Equity Lures Richards to EFM

Article excerpt

Equity incentives played a significant part in tempting Anne Richards to become chief investment officer at Edinburgh Fund Managers.

She has decided to quit as senior investment manager at Merrill Lynch Investment Managers in a move mirrored by many other managers.

One investment banker says: "Partly thanks to recent tax changes, the cult of personal equity is here to stay. Big firms will have to rethink their position."

Iain Watt, EFM chief executive, says: "We've been able to improve our gene pool by offering equity incentives to both Anne and Robert Waugh, who recently joined from Phillips & Drew."

Watt says that his team currently has access to shares equivalent to 13% of EFM's equity. "I'd been happy to see the total lifted to 25%."

Elsewhere, EFM has recruited Mark Harris from HSBC Asset Management as head of its fund of funds business. It has hired several marketers keen to find new processes to promote.

Watt says that some equity options involve the issue of new shares. But most will be secured from an employee share-ownership pool which EFM has built up through purchases in the market.

Roberts is set to replace Mike Balfour, who was sacked as EFM chief investment officer after presiding over a string of poor performance numbers.

Elsewhere, star managers Dino Fuschillo and David Urch have quit SG Asset Management and MLIM respectively to join Edinburgh-based Martin Currie.

Fuschillo says that his decision to move related to the fact that he only had an economic interest in 1% of the action at SG. Currie made a much better direct equity offer.

Adrian Frost recently quit Deutsche Asset Management to get shares in Artemis. A stream of individuals have decided to part-own hedge funds.

Nigel Thomas and George Luckraft recently left ABN Amro Asset Management to join London-based Framlington.
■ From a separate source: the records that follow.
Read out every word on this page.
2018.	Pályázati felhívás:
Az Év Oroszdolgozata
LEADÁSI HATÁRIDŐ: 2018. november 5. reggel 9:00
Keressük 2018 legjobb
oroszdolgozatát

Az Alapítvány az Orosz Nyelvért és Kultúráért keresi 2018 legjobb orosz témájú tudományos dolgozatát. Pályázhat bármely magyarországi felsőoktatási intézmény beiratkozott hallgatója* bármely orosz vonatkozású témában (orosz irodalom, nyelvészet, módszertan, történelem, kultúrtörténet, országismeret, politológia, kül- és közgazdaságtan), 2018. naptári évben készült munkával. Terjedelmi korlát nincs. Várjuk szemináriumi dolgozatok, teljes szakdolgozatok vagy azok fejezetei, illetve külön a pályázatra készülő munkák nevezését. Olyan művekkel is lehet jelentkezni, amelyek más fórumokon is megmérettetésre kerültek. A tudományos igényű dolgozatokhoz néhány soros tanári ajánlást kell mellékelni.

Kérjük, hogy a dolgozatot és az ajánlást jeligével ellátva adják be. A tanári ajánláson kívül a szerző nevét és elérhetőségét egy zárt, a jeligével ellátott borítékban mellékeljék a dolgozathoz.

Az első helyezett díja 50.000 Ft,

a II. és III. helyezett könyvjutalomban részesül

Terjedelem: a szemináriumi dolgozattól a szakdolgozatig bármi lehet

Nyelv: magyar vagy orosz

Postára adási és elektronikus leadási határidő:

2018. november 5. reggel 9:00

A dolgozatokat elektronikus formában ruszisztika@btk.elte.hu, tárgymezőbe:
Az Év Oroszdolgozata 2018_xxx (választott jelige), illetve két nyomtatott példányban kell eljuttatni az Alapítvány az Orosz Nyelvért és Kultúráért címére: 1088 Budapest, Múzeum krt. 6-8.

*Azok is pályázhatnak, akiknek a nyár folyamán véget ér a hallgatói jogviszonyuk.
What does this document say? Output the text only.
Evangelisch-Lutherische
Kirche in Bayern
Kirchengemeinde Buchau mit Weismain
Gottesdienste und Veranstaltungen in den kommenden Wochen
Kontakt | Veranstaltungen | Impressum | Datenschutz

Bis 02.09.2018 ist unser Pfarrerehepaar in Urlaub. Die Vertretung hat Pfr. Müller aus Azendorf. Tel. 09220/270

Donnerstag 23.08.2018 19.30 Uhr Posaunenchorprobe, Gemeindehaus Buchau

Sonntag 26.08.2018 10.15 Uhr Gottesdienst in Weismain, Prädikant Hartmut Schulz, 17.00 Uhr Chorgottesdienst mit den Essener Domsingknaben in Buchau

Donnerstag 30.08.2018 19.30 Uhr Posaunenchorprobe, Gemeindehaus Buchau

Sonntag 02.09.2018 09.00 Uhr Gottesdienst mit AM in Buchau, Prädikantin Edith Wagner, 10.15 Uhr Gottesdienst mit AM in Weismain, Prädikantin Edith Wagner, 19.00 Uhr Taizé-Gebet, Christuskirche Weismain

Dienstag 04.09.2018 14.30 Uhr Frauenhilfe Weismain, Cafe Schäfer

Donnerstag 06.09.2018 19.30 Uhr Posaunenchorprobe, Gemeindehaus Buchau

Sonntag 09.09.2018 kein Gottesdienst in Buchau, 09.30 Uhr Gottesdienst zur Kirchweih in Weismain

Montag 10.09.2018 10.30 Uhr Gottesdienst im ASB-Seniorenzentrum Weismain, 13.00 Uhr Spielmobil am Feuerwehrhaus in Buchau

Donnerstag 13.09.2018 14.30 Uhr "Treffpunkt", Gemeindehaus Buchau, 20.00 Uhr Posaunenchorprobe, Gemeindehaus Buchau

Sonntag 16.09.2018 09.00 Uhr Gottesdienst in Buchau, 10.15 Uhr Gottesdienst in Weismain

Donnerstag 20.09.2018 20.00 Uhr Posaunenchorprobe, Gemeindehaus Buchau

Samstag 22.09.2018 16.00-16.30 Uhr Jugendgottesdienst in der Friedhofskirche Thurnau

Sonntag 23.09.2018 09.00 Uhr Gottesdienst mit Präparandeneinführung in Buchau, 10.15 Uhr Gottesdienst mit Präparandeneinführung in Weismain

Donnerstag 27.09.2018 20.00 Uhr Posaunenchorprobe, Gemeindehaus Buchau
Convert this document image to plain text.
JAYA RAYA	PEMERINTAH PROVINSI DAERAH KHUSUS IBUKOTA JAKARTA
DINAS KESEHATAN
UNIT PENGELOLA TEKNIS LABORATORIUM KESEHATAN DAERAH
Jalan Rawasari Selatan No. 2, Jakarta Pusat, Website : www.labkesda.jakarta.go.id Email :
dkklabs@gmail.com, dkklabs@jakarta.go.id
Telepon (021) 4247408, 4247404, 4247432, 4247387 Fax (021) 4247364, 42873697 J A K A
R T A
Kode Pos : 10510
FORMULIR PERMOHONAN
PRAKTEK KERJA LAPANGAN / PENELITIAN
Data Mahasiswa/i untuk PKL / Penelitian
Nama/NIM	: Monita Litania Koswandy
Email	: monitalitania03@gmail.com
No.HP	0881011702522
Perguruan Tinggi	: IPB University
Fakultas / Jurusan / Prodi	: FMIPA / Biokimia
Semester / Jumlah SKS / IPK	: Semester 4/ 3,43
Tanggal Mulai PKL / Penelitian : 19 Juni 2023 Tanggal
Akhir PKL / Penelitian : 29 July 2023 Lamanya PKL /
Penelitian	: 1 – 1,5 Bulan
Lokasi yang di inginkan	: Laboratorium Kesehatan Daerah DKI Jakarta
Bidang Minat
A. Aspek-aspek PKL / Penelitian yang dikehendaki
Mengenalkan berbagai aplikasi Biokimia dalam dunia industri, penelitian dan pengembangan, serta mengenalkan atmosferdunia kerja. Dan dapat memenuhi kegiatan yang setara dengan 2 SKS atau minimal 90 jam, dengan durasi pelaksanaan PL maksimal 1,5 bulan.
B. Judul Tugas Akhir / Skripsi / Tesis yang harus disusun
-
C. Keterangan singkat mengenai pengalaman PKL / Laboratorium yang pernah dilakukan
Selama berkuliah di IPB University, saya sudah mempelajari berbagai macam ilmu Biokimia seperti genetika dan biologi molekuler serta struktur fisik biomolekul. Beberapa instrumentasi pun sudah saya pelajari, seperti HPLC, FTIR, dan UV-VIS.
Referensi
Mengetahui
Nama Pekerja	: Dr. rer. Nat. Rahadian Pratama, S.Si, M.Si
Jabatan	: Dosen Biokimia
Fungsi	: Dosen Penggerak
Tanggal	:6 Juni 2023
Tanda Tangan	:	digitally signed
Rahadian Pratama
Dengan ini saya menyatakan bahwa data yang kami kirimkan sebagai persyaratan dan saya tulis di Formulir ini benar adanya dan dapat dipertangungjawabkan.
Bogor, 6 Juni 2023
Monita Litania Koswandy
Framlington co-leader Craig Walton says an offer of equity was important in persuading the managers to come on board. "Our old scheme, which gave managers 18% of the action, was recently cashed out.

"We now have a new scheme and the ability to use it to hire expertise."

The investment banker says that the offer of long-term direct equity incentives had become more popular in the UK as a result of capital gains tax reforms. These have reduced the tax payable on employee options to as low as 10% over time. Direct equity incentives are also popular with managers because they enhance their influence over company, or divisional, decision-making. …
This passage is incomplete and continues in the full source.